# Task 4: Feature Encoding & Scaling
## Adult Income Dataset

This notebook performs feature encoding and scaling as required for the AI & ML Internship Task 4.

In [None]:

# Libraries
import pandas as pd
import numpy as np
from sklearn.preprocessing import LabelEncoder, StandardScaler


## Load Dataset

In [None]:

columns = [
    'age', 'workclass', 'fnlwgt', 'education', 'education-num',
    'marital-status', 'occupation', 'relationship', 'race',
    'sex', 'capital-gain', 'capital-loss', 'hours-per-week',
    'native-country', 'income'
]

df = pd.read_csv("adult.csv", names=columns)
df.head()


## Identify Categorical & Numerical Features

In [None]:

categorical_features = df.select_dtypes(include='object').columns
numerical_features = df.select_dtypes(exclude='object').columns

categorical_features, numerical_features


## Label Encoding (Target Column)

In [None]:

le = LabelEncoder()
df['income'] = le.fit_transform(df['income'])
df['income'].value_counts()


## One-Hot Encoding

In [None]:

categorical_features = categorical_features.drop('income')
df_encoded = pd.get_dummies(df, columns=categorical_features)
df_encoded.head()


## Feature Scaling

In [None]:

scaler = StandardScaler()
df_encoded[numerical_features] = scaler.fit_transform(df_encoded[numerical_features])
df_encoded[numerical_features].head()


## Save Processed Dataset

In [None]:

df_encoded.to_csv("adult_processed.csv", index=False)
print("Processed dataset saved successfully.")
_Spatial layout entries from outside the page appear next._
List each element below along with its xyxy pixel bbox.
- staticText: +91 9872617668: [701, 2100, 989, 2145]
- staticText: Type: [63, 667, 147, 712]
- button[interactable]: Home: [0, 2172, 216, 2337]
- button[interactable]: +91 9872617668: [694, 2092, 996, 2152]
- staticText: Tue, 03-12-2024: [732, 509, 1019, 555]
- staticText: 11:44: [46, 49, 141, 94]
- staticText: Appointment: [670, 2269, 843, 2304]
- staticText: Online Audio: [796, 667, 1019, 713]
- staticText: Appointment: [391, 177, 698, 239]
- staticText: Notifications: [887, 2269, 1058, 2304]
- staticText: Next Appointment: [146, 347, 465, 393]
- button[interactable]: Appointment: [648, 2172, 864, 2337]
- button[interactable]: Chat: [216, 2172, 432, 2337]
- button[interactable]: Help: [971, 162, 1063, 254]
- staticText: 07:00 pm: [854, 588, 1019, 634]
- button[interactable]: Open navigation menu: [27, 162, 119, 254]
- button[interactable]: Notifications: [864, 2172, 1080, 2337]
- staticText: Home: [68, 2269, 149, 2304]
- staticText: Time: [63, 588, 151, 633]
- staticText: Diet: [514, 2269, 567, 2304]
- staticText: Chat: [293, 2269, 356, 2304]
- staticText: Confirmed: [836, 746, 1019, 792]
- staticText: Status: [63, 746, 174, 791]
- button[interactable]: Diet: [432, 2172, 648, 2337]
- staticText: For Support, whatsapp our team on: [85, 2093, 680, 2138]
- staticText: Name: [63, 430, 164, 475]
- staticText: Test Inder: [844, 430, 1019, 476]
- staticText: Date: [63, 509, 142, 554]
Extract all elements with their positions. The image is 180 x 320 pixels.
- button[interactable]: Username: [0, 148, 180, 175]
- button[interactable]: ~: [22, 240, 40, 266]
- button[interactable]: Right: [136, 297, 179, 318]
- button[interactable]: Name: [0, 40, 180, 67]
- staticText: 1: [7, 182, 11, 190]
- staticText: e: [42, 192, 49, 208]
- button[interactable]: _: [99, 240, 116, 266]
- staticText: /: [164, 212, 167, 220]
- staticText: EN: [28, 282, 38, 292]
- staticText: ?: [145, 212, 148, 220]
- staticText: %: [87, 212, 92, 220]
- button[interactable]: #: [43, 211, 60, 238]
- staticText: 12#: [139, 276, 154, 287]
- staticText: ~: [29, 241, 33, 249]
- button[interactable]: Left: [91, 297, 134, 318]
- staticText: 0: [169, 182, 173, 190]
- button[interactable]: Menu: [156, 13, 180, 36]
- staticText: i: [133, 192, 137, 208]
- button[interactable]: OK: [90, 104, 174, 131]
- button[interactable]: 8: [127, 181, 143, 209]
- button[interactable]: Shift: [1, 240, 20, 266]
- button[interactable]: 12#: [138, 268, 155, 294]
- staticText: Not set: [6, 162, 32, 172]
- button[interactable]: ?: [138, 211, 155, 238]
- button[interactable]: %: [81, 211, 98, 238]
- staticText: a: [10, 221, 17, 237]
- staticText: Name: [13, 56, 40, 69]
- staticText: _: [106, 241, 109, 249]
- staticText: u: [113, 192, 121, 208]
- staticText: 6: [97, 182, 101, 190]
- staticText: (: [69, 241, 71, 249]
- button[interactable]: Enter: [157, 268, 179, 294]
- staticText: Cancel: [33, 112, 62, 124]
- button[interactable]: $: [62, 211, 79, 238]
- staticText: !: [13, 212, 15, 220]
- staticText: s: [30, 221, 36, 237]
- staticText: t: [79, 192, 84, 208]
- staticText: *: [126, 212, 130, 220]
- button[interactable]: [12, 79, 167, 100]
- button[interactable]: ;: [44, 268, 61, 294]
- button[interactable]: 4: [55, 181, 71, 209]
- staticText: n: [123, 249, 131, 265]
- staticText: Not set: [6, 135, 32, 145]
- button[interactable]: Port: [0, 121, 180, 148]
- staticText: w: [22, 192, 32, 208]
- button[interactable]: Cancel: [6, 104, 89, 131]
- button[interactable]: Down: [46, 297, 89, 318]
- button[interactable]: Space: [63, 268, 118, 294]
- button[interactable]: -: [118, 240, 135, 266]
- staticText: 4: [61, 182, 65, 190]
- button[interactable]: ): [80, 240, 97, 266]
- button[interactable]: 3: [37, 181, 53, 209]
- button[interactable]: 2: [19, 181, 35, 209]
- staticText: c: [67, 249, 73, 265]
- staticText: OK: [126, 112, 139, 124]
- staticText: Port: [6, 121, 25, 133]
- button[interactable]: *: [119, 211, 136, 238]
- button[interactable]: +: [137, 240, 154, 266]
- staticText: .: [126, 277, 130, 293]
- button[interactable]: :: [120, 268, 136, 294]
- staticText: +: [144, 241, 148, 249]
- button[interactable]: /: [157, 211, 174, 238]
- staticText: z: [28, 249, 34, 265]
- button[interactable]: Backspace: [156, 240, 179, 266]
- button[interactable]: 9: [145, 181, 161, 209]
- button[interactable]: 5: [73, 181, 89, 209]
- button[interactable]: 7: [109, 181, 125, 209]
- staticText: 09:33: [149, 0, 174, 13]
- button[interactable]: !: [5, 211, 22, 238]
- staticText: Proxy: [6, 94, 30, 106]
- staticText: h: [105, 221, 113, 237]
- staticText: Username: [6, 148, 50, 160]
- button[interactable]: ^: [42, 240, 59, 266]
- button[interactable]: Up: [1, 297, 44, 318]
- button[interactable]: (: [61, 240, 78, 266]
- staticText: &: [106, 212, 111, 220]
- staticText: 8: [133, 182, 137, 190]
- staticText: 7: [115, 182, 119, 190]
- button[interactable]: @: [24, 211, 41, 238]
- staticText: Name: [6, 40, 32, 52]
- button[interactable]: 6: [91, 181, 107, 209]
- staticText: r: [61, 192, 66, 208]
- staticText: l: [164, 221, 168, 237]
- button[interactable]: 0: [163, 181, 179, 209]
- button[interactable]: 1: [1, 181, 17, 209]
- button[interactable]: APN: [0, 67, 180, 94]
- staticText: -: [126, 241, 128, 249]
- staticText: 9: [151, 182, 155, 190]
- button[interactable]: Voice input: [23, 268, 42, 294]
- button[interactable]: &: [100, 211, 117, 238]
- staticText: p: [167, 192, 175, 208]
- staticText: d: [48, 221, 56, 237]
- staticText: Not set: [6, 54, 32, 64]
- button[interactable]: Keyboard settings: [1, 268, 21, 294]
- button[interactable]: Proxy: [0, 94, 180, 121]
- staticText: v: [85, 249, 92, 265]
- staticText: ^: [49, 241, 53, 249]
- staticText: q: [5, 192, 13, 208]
## Interview Questions (Short Answers)

- **Label vs One-Hot Encoding**: Label for ordered data, One-Hot for unordered.
- **Why Scaling?**: To bring features to same range.
- **Normalization**: Scaling data between 0 and 1.
- **Algorithms needing scaling**: KNN, SVM, Logistic Regression, K-Means.
- **Feature Engineering**: Transforming raw data into useful features.